- The Washington Times - Tuesday, March 19, 2019

The White House said Tuesday that the share of Americans in the workforce is stabilizing, and President Trump is pushing for policies to encourage even more people to work as baby boomers near retirement.

Rising wages, declining regulatory costs and an increase in blue-collar manufacturing jobs have helped the labor-force participation rate to steady around 63 percent, White House economic officials said, after years of decline in an aging population.

The CEA’s annual Economic Report to the President also shows that businesses are investing and taking out more loans, which officials said is good for the economy and American families. Commercial and industrial loans now exceed $2 trillion — the highest ever recorded.

CEA Chairman Kevin Hassett and others credited the president’s 2017 tax cuts for businesses and individuals with spurring growth. They said real GDP in 2018 would have been 0.9 percent less than the actual rate of 3.1 percent without the tax relief.

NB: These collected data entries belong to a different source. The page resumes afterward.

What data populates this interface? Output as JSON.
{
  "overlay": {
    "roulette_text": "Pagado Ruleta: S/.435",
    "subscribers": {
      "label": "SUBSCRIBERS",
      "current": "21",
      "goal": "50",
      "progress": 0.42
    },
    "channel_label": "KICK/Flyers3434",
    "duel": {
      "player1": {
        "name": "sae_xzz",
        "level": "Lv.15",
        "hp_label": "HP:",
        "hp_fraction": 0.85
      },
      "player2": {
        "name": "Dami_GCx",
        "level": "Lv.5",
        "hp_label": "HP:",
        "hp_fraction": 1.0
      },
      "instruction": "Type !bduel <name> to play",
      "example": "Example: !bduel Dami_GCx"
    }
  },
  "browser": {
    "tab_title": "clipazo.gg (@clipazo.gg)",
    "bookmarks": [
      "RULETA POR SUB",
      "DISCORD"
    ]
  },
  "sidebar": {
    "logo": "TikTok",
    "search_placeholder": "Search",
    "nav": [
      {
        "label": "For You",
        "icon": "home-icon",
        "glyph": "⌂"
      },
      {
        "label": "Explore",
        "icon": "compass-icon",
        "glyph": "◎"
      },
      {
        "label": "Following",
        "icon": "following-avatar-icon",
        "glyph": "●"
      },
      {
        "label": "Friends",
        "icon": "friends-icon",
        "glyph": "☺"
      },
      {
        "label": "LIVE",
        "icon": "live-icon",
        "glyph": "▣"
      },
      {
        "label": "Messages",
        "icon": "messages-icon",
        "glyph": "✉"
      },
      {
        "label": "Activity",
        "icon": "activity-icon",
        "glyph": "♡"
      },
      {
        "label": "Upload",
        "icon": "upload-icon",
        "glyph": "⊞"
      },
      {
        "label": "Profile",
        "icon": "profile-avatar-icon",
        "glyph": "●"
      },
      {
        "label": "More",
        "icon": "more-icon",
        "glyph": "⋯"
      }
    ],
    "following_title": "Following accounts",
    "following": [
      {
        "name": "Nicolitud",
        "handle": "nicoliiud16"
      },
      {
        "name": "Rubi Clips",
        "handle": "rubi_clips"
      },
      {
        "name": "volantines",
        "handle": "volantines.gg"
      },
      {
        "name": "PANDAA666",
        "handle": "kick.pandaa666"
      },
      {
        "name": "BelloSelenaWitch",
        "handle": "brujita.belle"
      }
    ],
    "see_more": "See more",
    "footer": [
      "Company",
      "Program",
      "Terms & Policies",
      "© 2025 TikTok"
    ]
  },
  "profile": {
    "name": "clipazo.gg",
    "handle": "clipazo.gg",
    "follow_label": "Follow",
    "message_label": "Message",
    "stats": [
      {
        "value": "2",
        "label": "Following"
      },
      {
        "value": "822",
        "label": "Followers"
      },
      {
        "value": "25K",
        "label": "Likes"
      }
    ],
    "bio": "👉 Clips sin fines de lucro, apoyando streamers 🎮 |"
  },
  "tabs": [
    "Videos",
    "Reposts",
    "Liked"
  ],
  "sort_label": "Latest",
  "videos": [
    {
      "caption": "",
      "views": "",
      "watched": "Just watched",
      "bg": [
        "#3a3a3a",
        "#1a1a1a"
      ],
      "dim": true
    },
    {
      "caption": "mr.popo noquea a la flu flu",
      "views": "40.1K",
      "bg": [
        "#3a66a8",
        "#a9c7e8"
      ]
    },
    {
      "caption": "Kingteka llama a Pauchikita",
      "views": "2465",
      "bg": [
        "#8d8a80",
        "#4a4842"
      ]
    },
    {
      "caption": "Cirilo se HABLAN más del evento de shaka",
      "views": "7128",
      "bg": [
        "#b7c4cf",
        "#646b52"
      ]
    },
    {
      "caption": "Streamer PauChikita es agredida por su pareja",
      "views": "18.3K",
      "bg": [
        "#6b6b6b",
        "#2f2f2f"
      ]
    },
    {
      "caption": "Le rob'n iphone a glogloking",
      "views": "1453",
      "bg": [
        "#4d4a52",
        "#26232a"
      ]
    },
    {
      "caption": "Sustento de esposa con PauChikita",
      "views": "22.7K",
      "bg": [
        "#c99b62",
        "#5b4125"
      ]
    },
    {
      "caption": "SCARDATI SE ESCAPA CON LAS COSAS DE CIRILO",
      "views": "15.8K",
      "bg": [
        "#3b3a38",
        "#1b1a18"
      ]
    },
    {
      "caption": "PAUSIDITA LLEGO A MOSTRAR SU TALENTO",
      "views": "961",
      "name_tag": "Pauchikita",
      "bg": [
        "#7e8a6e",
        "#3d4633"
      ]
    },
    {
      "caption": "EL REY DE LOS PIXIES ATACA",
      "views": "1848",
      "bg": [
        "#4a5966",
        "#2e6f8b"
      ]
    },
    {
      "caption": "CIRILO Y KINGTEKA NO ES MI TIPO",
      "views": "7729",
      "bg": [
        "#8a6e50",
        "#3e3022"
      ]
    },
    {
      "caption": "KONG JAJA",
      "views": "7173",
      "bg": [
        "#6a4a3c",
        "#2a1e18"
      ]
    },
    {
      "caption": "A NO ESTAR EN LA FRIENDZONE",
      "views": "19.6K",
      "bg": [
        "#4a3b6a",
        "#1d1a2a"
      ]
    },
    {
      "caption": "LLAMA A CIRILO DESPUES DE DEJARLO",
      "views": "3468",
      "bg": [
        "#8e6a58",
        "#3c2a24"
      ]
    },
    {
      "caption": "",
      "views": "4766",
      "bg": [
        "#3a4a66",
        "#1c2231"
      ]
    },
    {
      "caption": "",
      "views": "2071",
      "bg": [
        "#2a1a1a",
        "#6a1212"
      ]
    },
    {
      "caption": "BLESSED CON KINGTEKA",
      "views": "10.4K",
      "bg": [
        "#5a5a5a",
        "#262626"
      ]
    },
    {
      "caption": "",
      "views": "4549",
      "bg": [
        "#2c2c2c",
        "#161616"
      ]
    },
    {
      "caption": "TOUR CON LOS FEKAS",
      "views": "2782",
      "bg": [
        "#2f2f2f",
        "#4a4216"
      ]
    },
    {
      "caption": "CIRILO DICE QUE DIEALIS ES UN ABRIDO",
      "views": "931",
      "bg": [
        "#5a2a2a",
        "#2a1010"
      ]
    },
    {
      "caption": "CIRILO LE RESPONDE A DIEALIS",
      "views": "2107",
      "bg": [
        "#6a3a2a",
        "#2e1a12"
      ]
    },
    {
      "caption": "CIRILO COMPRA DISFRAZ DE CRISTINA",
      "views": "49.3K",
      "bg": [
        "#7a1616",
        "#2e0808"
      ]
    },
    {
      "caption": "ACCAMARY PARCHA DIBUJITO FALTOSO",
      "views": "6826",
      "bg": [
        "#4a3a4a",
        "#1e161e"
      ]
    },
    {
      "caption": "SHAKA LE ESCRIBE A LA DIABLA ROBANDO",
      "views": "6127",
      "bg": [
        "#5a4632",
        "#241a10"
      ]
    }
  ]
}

Mr. Hassett said the manufacturing sector was hardest hit prior to the Trump administration because “we were the highest-taxed place on Earth.” He pushed back against critics who said the benefits of the tax cuts were a short-term “sugar high.”



“It’s not a sugar high at all,” Mr. Hassett said. “We actually cut taxes to encourage people to build new factories. That’s a fundamental shift.”

While he said a recession next year “is not impossible,” it would be “very unusual” given the current level of capital spending.

The unemployment rate in February was 3.8 percent, near historic lows. Because of that, officials said, more workers are coming “off the sidelines” rather than returning from unemployed status.